Comme chaque soir, il était sorti pour pratiquer son activité sportive habituelle. Une marche quotidienne devenue, pour beaucoup, un rituel synonyme de bien-être physique et moral.

Paisiblement, il avançait à son rythme, surveillant l’heure pour respecter cette discipline qu’il s’était imposée. Rien ne pouvait laisser présager le drame qui allait bouleverser cette promenade ordinaire.

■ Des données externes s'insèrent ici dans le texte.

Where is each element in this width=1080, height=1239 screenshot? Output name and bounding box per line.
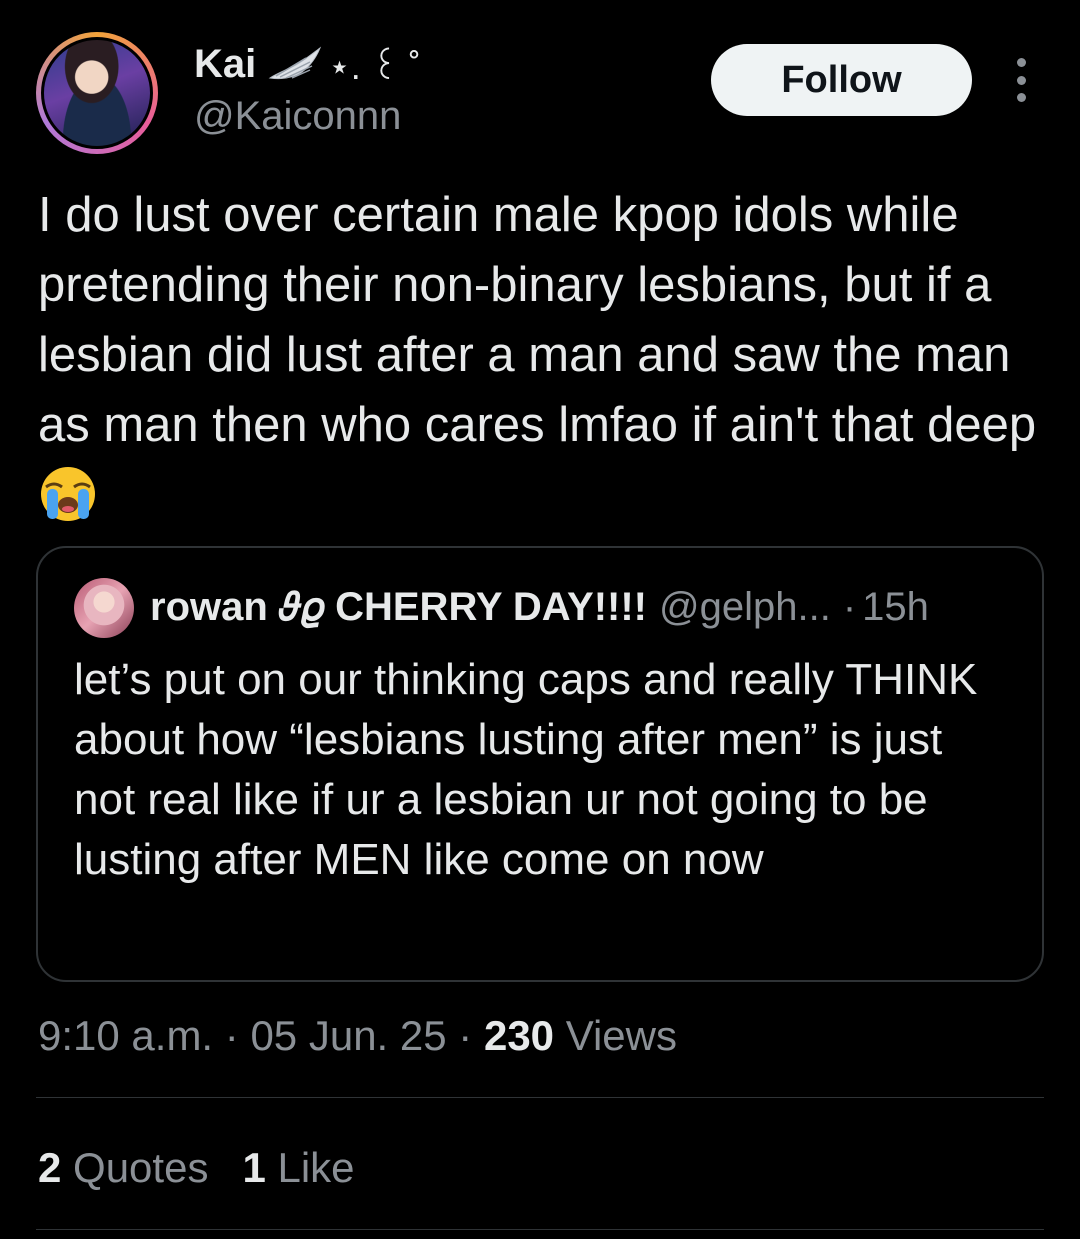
follow-button[interactable]: Follow (711, 44, 972, 116)
quotes-label: Quotes (73, 1144, 209, 1191)
author-handle[interactable]: @Kaiconnn (194, 94, 401, 139)
tweet: Kai ⋆. ꒰ ˚ @Kaiconnn Follow I do lust ov… (0, 0, 1080, 1239)
author-avatar-image (41, 37, 153, 149)
quote-text: let’s put on our thinking caps and reall… (74, 655, 978, 884)
author-avatar[interactable] (36, 32, 158, 154)
meta-separator: · (224, 1012, 239, 1059)
tweet-time[interactable]: 9:10 a.m. (38, 1012, 213, 1059)
loudly-crying-face-emoji (41, 467, 95, 521)
divider (36, 1229, 1044, 1230)
tweet-date[interactable]: 05 Jun. 25 (250, 1012, 446, 1059)
quote-author-name[interactable]: rowan 𝜗𝜚 CHERRY DAY!!!! (150, 582, 647, 632)
name-decoration-text: ⋆. ꒰ ˚ (328, 46, 421, 87)
angel-wing-icon (268, 46, 322, 80)
views-count: 230 (483, 1012, 555, 1059)
quote-author-avatar[interactable] (74, 578, 134, 638)
quotes-stat[interactable]: 2 Quotes (38, 1140, 208, 1196)
likes-stat[interactable]: 1 Like (242, 1140, 354, 1196)
tweet-text-content: I do lust over certain male kpop idols w… (38, 188, 1037, 452)
tweet-text: I do lust over certain male kpop idols w… (38, 180, 1048, 530)
tweet-meta: 9:10 a.m. · 05 Jun. 25 · 230 Views (38, 1008, 677, 1064)
views-label: Views (565, 1012, 677, 1059)
quote-timestamp[interactable]: 15h (862, 582, 929, 632)
likes-count: 1 (242, 1144, 266, 1191)
more-options-icon[interactable] (1004, 58, 1038, 102)
divider (36, 1097, 1044, 1098)
quotes-count: 2 (38, 1144, 62, 1191)
display-name[interactable]: Kai (194, 42, 256, 87)
likes-label: Like (277, 1144, 355, 1191)
quoted-tweet[interactable]: rowan 𝜗𝜚 CHERRY DAY!!!! @gelph... · 15h … (36, 546, 1044, 982)
quote-header: rowan 𝜗𝜚 CHERRY DAY!!!! @gelph... · 15h (150, 582, 929, 632)
display-name-row[interactable]: Kai ⋆. ꒰ ˚ (194, 40, 421, 88)
quote-author-handle[interactable]: @gelph... (659, 582, 831, 632)
meta-separator: · (458, 1012, 473, 1059)
name-decoration: ⋆. ꒰ ˚ (266, 40, 421, 88)
tweet-stats: 2 Quotes 1 Like (38, 1140, 355, 1196)
quote-separator: · (842, 585, 857, 629)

Seul, plongé dans ses pensées, il imaginait déjà son retour à la maison, les retrouvailles avec les siens, les petits gestes du quotidien, les échanges avec sa famille. Mais en quelques instants, son destin a basculé.

Une bande de jeunes délinquants, décrits comme étant sous l’emprise de stupéfiants, l’a pris pour cible. Armés de couteaux, ils se sont acharnés sur lui, le laissant grièvement blessé dans une mare de sang avant de lui voler ses biens et de disparaître dans la nature.

Ce drame n’est malheureusement pas un cas isolé. Ces agressions se multiplient dans plusieurs quartiers de Nouakchott, notamment durant cette période de l’année où l’insécurité semble gagner du terrain.

Face à cette réalité, les questions demeurent : ces actes sont-ils le résultat du chômage, de la pauvreté et de l’exclusion ? Sont-ils liés au recul de l’éducation, à l’abandon scolaire ou à l’affaiblissement du rôle familial ? Ou assistons-nous à l’émergence d’une délinquance qui transforme le vol et la violence en mode de vie ?

Une certitude s’impose : la capitale mauritanienne peine encore à se doter d’une véritable stratégie de sécurité capable de protéger ses habitants, dans des quartiers où vivent des populations nombreuses et diverses.

Au-delà de la répression, le défi est aussi social : prévenir la délinquance, encadrer la jeunesse et restaurer le sentiment de sécurité devenu une préoccupation majeure des Nouakchottois.